A House committee wants to question Ms Rice about a White House assertion that Iraq was trying to buy uranium from Niger to build nuclear weapons.

The White House claim, now discredited, formed part of the US justification for invading Iraq in 2003.

Ms Rice said supplying written answers was the best way to pursue the issue.

She said that as President George W Bush's national security adviser at the time, she was shielded by the constitutional principle of executive privilege.

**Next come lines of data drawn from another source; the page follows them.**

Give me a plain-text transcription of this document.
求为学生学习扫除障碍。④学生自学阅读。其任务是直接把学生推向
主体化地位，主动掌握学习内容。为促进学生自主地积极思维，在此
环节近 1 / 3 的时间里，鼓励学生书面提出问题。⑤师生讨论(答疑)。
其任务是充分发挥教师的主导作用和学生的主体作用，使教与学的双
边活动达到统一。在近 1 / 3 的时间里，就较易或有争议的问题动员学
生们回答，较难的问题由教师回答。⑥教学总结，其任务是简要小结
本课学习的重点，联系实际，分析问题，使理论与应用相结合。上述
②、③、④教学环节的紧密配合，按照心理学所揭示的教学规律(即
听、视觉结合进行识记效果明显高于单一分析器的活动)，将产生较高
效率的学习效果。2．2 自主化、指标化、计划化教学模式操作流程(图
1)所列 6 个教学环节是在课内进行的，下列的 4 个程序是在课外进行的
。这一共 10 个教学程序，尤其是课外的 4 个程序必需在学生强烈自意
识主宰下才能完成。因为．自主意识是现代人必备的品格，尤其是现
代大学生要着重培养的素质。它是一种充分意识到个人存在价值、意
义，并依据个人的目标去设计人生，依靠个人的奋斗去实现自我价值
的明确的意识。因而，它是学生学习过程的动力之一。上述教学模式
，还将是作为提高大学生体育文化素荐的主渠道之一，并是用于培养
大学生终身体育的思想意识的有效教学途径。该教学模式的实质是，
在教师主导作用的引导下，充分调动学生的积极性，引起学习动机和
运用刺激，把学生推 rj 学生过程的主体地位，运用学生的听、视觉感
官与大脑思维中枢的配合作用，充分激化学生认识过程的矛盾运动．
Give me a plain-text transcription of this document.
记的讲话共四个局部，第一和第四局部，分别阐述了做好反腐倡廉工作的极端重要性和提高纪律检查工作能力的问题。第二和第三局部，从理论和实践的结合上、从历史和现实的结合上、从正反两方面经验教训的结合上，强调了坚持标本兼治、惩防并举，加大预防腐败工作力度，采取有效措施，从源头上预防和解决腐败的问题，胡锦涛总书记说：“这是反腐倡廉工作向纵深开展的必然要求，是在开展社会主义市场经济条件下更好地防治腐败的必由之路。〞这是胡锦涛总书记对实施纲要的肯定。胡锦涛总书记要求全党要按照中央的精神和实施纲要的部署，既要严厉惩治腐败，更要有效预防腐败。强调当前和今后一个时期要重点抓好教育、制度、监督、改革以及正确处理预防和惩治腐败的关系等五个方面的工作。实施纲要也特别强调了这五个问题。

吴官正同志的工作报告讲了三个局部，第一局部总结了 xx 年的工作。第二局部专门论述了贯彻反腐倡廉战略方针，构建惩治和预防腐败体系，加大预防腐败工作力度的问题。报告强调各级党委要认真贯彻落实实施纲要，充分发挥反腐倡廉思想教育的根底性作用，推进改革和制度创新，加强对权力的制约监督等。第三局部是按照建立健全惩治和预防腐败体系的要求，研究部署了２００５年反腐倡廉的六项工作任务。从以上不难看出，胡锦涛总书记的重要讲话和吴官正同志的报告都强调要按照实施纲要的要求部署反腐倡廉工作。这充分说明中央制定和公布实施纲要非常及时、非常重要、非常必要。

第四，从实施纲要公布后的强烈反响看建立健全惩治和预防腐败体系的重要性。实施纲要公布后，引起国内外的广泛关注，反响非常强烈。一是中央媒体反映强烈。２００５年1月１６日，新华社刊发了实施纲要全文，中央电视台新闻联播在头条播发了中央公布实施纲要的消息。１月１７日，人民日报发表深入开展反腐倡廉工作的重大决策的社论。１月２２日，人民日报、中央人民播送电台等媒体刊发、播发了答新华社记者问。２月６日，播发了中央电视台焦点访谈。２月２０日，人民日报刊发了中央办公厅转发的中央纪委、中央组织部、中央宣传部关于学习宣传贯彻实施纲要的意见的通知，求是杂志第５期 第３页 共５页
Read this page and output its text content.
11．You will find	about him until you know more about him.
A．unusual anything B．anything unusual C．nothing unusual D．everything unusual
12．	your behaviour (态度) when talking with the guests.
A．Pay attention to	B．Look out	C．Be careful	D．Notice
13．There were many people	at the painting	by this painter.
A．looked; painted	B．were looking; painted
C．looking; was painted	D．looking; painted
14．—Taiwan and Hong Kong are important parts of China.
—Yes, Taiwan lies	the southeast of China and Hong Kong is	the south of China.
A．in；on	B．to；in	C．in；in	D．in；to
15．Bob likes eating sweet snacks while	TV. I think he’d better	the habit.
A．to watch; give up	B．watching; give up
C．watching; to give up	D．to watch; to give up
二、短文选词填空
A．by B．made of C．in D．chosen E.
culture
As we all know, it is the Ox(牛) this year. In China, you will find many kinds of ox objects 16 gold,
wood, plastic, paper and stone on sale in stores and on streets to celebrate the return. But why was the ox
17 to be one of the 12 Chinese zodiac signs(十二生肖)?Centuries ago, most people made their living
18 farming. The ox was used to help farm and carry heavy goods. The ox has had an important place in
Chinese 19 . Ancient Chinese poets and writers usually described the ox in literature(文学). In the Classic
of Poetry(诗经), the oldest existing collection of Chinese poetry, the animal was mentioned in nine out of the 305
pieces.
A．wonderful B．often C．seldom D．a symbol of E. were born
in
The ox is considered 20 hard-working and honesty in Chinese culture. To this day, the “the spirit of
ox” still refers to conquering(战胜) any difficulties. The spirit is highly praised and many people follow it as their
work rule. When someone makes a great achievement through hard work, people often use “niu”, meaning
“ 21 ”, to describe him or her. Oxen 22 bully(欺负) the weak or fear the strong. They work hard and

"There is a separation of powers, and advisers to the president are, under that constitutional principle, not generally required to go and testify in Congress," she told reporters in Oslo, Norway, during a meeting of Nato foreign ministers.

'Brick wall'

She said her staff had already written three letters in the last month to Democratic Congressman Henry Waxman, chair of the House Oversight Committee about the matter.

"If there are further questions that Congressman Waxman has, then I am more that happy to answer them again in a letter, because I think that that is the best way to continue this dialogue," Ms Rice said.

On Wednesday night, Mr Waxman said Ms Rice had left his committee with "no choice but to proceed with the subpoena".

"We have hit a brick wall with the secretary of state," he said as the Democratic-led committee voted 21-10 to issue a subpoena to compel Ms Rice to testify.

"She will not propose a date to testify, she will not agree to testify, and she insists that our committee be satisfied with partial information that was previously submitted to other committees."

CIA leak

He said Ms Rice's position as top security adviser to the president before the invasion of Iraq gave her unique insight as to why the White House had put forth its claim that Saddam Hussein's Iraq was buying uranium from Niger.

The CIA sent former diplomat Joseph Wilson to Niger to investigate the claim, which he said was unfounded.

His wife, Valerie Plame, was later identified as a CIA employee.

The Department of Justice launched an investigation into who had leaked her CIA connection.

Lewis "Scooter" Libby, a top aide to Vice-President Dick Cheney, was convicted of perjury and obstruction of justice in the aftermath of the leak.